I have a PC I have installed Portainer on, with various docker services (home assistant, jellyfin, etc…) with an ISP supplied router fixing various device IP addresses and reaching out to dyndns.

I really want to move everything over to HTTPS connections by supplying certificates, tls termination, etc .
The issue I have is self signed certificates mean I have to manage certificate deployment to everything in the house.

I figure I need to link a domain to the DynDNS entry and arrange certs for the domain. However I can’t make the link function and everywhere wants >£100 to generate a certificate.

How are people solving this issue?

  • Bldck@beehaw.org
    1·
    1 year ago
    1. Cloudflare free tier
    2. Cloudflare wildcard cert (I use one domain with many subdomains)
    3. Docker container for dyndns to cf
    4. Nginx proxy manager
  • nalyd@sh.itjust.works
    1·
    1 year ago

    Look up Let’s Encrypt and their tool Certbot. They generate free https certs. Though I’m less sure about if you can use it on dyndns? You may need to buy a domain name and CNANE it to your dyndns name. I like nanecheap for domain names though if you’re new to the concept.

    There’s a rabbit hole of consequences and alternatives to what I just wrote though.
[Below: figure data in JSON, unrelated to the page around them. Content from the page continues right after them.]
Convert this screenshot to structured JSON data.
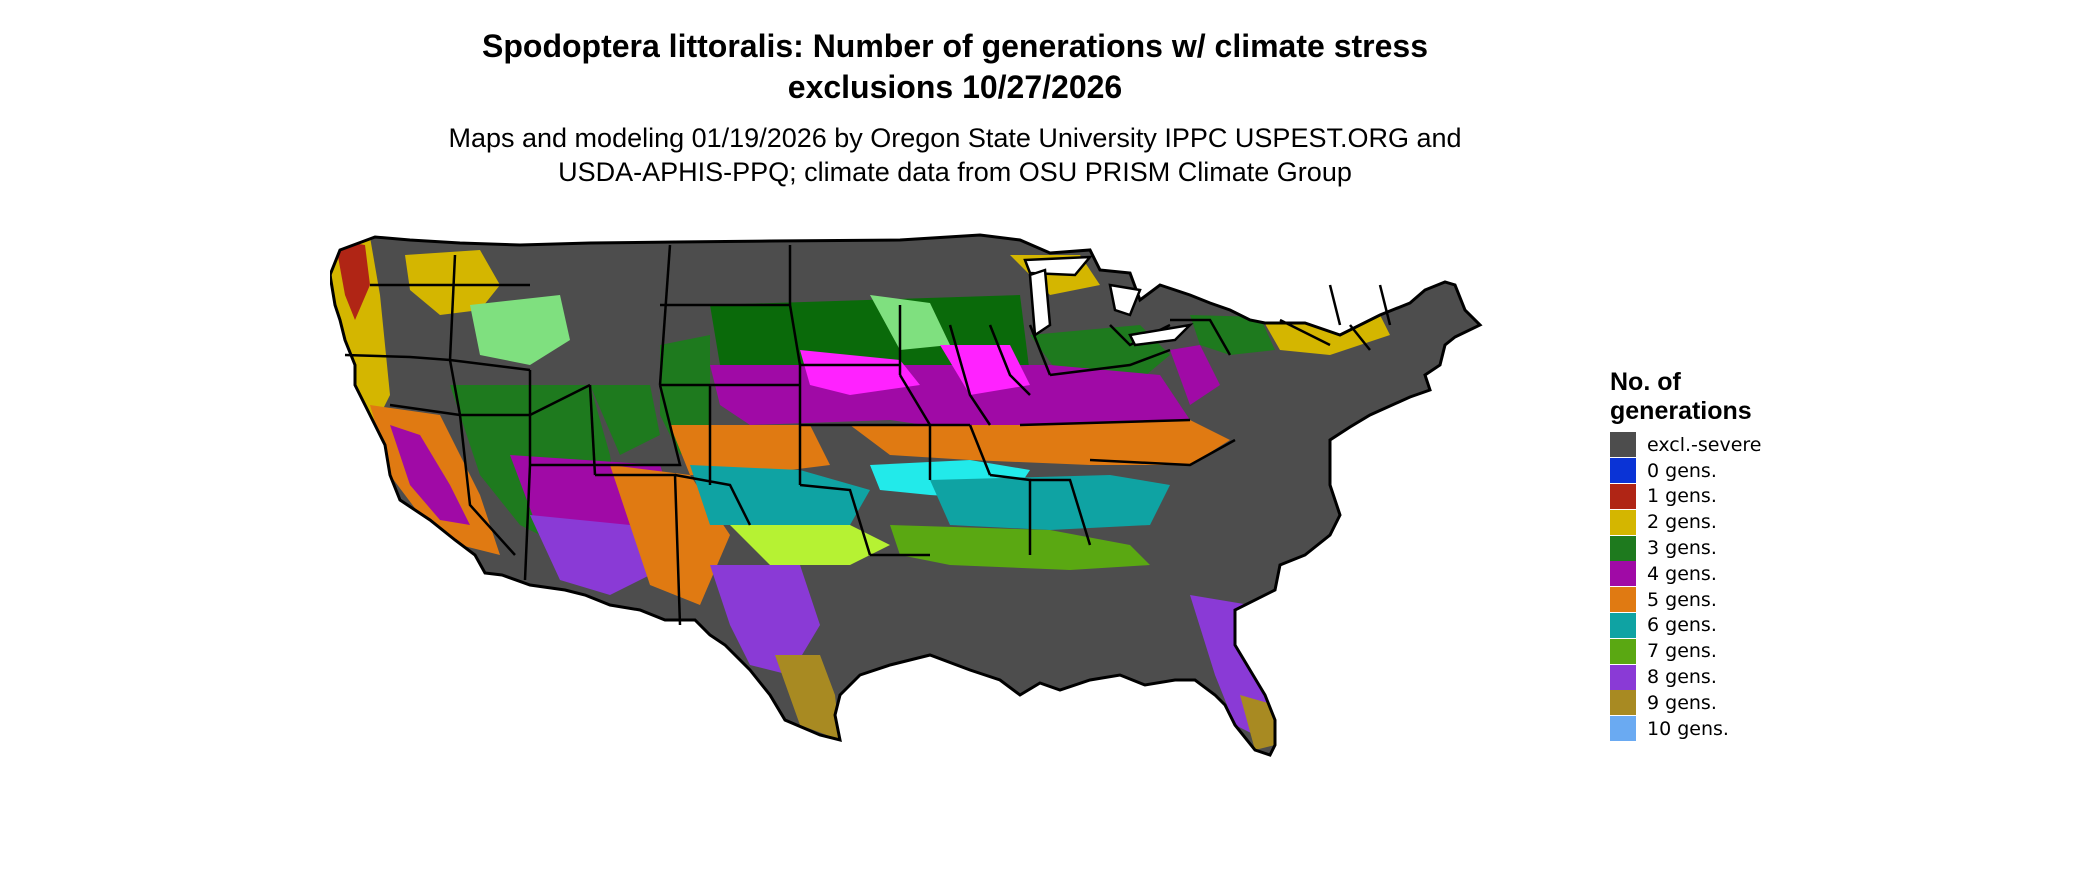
{
  "title": "Spodoptera littoralis: Number of generations w/ climate stress exclusions 10/27/2026",
  "title_line1": "Spodoptera littoralis: Number of generations w/ climate stress",
  "title_line2": "exclusions 10/27/2026",
  "subtitle_line1": "Maps and modeling 01/19/2026 by Oregon State University IPPC USPEST.ORG and",
  "subtitle_line2": "USDA-APHIS-PPQ; climate data from OSU PRISM Climate Group",
  "legend": {
    "title_line1": "No. of",
    "title_line2": "generations",
    "items": [
      {
        "label": "excl.-severe",
        "color": "#4d4d4d"
      },
      {
        "label": "0 gens.",
        "color": "#0a33d6"
      },
      {
        "label": "1 gens.",
        "color": "#b02515"
      },
      {
        "label": "2 gens.",
        "color": "#d4b600"
      },
      {
        "label": "3 gens.",
        "color": "#1e7a1e"
      },
      {
        "label": "4 gens.",
        "color": "#a00aa6"
      },
      {
        "label": "5 gens.",
        "color": "#e07a12"
      },
      {
        "label": "6 gens.",
        "color": "#0fa3a3"
      },
      {
        "label": "7 gens.",
        "color": "#5aa812"
      },
      {
        "label": "8 gens.",
        "color": "#8a3ad6"
      },
      {
        "label": "9 gens.",
        "color": "#a88a22"
      },
      {
        "label": "10 gens.",
        "color": "#6aaaf2"
      }
    ]
  },
  "map_colors": {
    "excl": "#4d4d4d",
    "gen1": "#b02515",
    "gen2": "#d4b600",
    "gen3": "#1e7a1e",
    "gen3_dark": "#0a6a0a",
    "gen3_light": "#7fe07f",
    "gen4": "#a00aa6",
    "gen4_light": "#ff22ff",
    "gen5": "#e07a12",
    "gen6": "#0fa3a3",
    "gen6_light": "#22eaea",
    "gen7": "#5aa812",
    "gen7_light": "#b6f233",
    "gen8": "#8a3ad6",
    "gen9": "#a88a22"
  }
}
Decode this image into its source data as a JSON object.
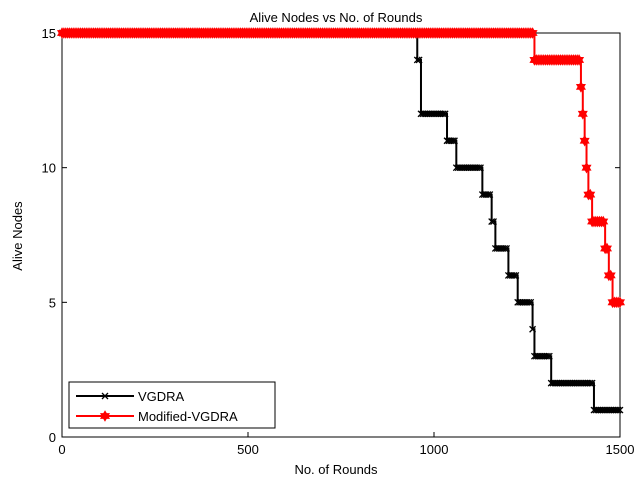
{
  "chart_data": {
    "type": "line",
    "title": "Alive Nodes vs  No. of Rounds",
    "xlabel": "No. of Rounds",
    "ylabel": "Alive Nodes",
    "xlim": [
      0,
      1500
    ],
    "ylim": [
      0,
      15
    ],
    "xticks": [
      0,
      500,
      1000,
      1500
    ],
    "yticks": [
      0,
      5,
      10,
      15
    ],
    "grid": false,
    "legend_position": "bottom-left",
    "series": [
      {
        "name": "VGDRA",
        "color": "#000000",
        "marker": "x",
        "x": [
          0,
          950,
          955,
          965,
          1035,
          1060,
          1130,
          1155,
          1165,
          1200,
          1225,
          1265,
          1270,
          1315,
          1430,
          1500
        ],
        "y": [
          15,
          15,
          14,
          12,
          11,
          10,
          9,
          8,
          7,
          6,
          5,
          4,
          3,
          2,
          1,
          1
        ]
      },
      {
        "name": "Modified-VGDRA",
        "color": "#ff0000",
        "marker": "hexagram",
        "x": [
          0,
          1265,
          1270,
          1385,
          1395,
          1400,
          1405,
          1410,
          1415,
          1425,
          1460,
          1470,
          1480,
          1500
        ],
        "y": [
          15,
          15,
          14,
          14,
          13,
          12,
          11,
          10,
          9,
          8,
          7,
          6,
          5,
          5
        ]
      }
    ]
  }
}
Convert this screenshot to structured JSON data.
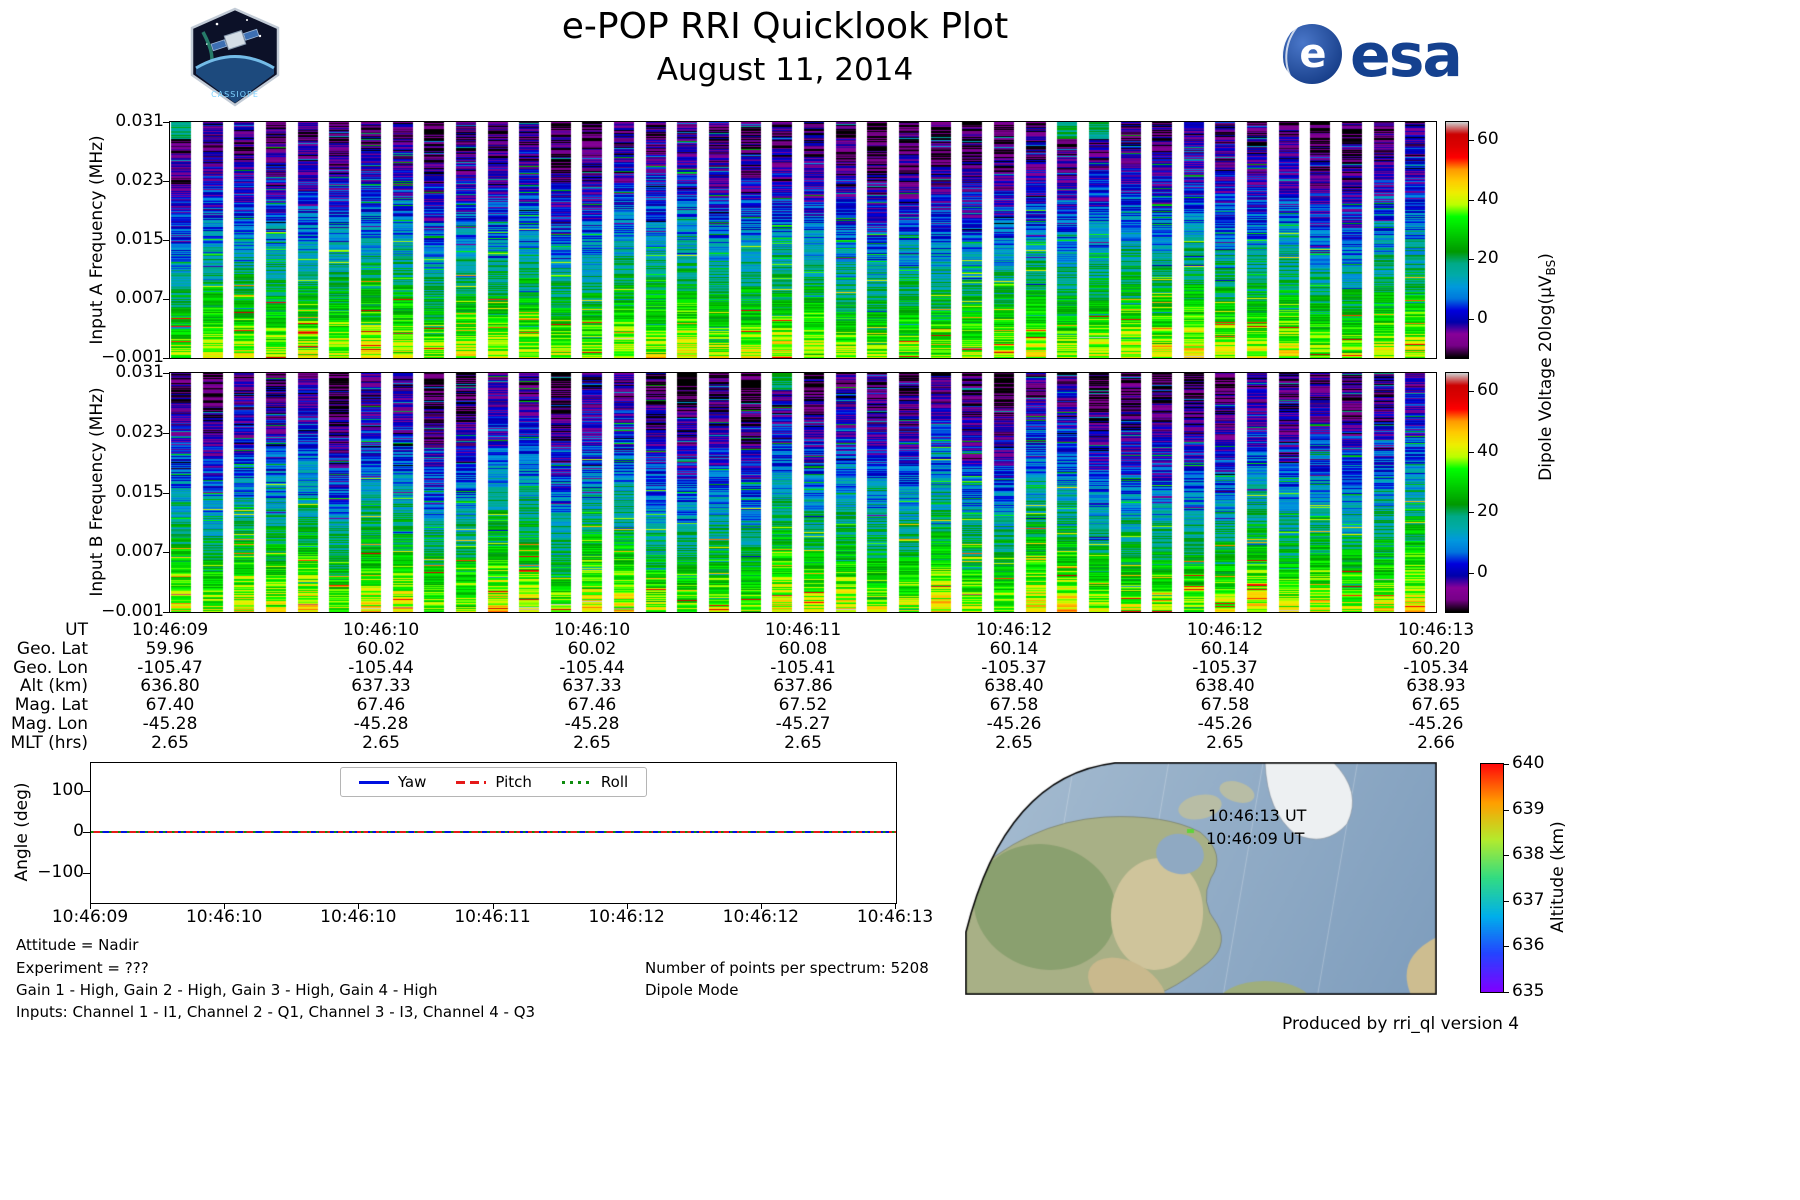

Does dyndns hide your home IP? I’m not sure tbh

    • stevecrox@kbin.socialOP
      0·
      1 year ago

      Is there any guide on the CName stuff?

      I setup a simple hello world which could be accesseed via the dyndns addeess, bur the cname settings would error

      • nalyd@sh.itjust.works
        1·
        1 year ago

        It would come down to the specific DNS provider you’re using and what their GUI is like. in theory CNAMEs are dead simple though.

        DNS names are just stored as text, so if you use tools like mxtoolbox you can see the DNS records for a given site. Following the standard text format, a CNAME formatted like below would create www.example.net that would use the IP address from www.example.com

        www.example.net. CNAME www.example.com.

  • gabriele97@lemmy.g97.top
    1·
    1 year ago

    You can use let’s encrypt or you can use certificates given by Cloudflare if you have a domain managed with Cloudflare itself

    • ripcord@kbin.social
      0·
      1 year ago

      My problem - and I’m not alone - is that I really don’t want to expose anything publicly. Is there a way to do this without exposing anything to the Internet?

      • datallboy@lemmy.techhaven.io
        2·
        1 year ago

        You don’t have to expose Nginx publicly. It can exist privately on your network. I have my own domain and DNS server internally. For example nginx.home.datallboy.com and jellyfin.home.datallboy.com will resolve to NPM server at 192.168.1.10. Then nginx can listen for jellyfin.home.datallboy.com, and proxy those connections to my Jellyfin VM at 192.168.1.20.

        Since I own my domain (datallboy.com), I let Nginx Proxy Manager do DNS challenge which is only used to authenticate that I own the domain. This will insert a TXT record on public DNS records for verification, and it can be removed afterwards. LetsEncrypt will then issue a certificate for https://jellyfin.home.datallboy.com which I can only access locally on my network since it only resolves to private IP addresses. The only thing “exposed” is that LetsEncrypt issued a certificate to your domain, which isn’t accessible to the internet anyways.

        You do not have to create your own CA server.

      • julle@kbin.juhlin.network
        1·
        1 year ago

        I have a public domain that I only use internally on my home network. I have a local DNS server that handles all my internal DNS records. So I just point my DNS records to my nginx proxy manager’s local IP address and let it create certs using DNS Challenge. So I don’t need to expose anything external to make it work.